Except there is, or there may be, a single clue. A little earlier, when the mysterious expression on the flayed girl’s bone-white face sends Mademoiselle’s dutiful torturers scrambling to inform her that The Moment has arrived, Laugier permits us a brief glimpse into Anna’s unseeing eyes. The camera moves into her pupils, blind and bright, and through into a cerulean mist, a deep and unknowable rabbit-hole, a final point of light that grows, and grows. The conscious mind has given up, turned off; what we are witnessing is either the last dying of the light, or the abstract visualisation of a miracle.
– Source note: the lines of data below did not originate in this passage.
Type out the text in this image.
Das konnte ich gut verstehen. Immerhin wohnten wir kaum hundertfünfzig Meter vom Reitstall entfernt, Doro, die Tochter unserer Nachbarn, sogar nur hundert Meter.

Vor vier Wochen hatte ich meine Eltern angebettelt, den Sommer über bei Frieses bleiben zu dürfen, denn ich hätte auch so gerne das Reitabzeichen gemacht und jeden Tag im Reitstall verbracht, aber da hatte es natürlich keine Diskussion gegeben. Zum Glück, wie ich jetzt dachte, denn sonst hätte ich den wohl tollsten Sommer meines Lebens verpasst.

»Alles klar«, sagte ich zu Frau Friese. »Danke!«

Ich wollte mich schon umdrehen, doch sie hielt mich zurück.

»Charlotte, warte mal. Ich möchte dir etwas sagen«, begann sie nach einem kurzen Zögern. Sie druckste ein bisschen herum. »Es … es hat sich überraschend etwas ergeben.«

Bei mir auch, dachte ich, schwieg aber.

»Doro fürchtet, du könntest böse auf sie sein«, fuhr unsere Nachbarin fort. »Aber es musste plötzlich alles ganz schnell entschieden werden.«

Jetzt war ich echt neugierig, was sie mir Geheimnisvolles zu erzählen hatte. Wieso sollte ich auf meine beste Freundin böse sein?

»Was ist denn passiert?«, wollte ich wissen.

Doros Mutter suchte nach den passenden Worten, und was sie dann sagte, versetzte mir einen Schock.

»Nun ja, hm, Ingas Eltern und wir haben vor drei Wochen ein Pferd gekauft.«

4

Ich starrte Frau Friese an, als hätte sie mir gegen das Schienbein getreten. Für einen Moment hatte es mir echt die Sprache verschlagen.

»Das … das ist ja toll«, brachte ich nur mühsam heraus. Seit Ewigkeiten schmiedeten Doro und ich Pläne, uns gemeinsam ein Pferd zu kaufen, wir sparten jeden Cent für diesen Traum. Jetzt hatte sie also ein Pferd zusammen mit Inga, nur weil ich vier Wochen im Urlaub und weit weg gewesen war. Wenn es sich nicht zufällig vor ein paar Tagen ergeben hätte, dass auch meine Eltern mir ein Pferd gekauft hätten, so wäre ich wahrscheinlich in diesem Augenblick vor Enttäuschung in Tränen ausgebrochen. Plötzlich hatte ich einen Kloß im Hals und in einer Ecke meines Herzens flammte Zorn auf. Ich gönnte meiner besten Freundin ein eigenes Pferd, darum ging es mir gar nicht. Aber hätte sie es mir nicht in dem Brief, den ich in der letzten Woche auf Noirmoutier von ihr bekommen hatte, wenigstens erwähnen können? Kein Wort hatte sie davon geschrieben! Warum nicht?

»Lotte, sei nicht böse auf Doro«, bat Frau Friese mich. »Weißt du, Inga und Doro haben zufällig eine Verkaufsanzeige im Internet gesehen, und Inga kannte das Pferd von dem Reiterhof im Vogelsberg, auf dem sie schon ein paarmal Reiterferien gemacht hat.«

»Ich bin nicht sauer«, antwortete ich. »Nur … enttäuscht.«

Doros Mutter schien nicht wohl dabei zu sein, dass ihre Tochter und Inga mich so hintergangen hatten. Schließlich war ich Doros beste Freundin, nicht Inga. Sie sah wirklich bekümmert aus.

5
The shot lasts roughly sixty seconds, and the pull back out of Anna’s eye ends at 1:26:28, a number that in Genesis refers to the three passages about God’s fashioning of man and woman. Whether or not this is coincidence depends on how much you believe in the significance of signs. ‘Belief is a technology,’ Kraus says in ALIENS AND ANOREXIA, ‘a mental trick for softening the landscape. The world becomes more sensuous and beautiful when God is in it.’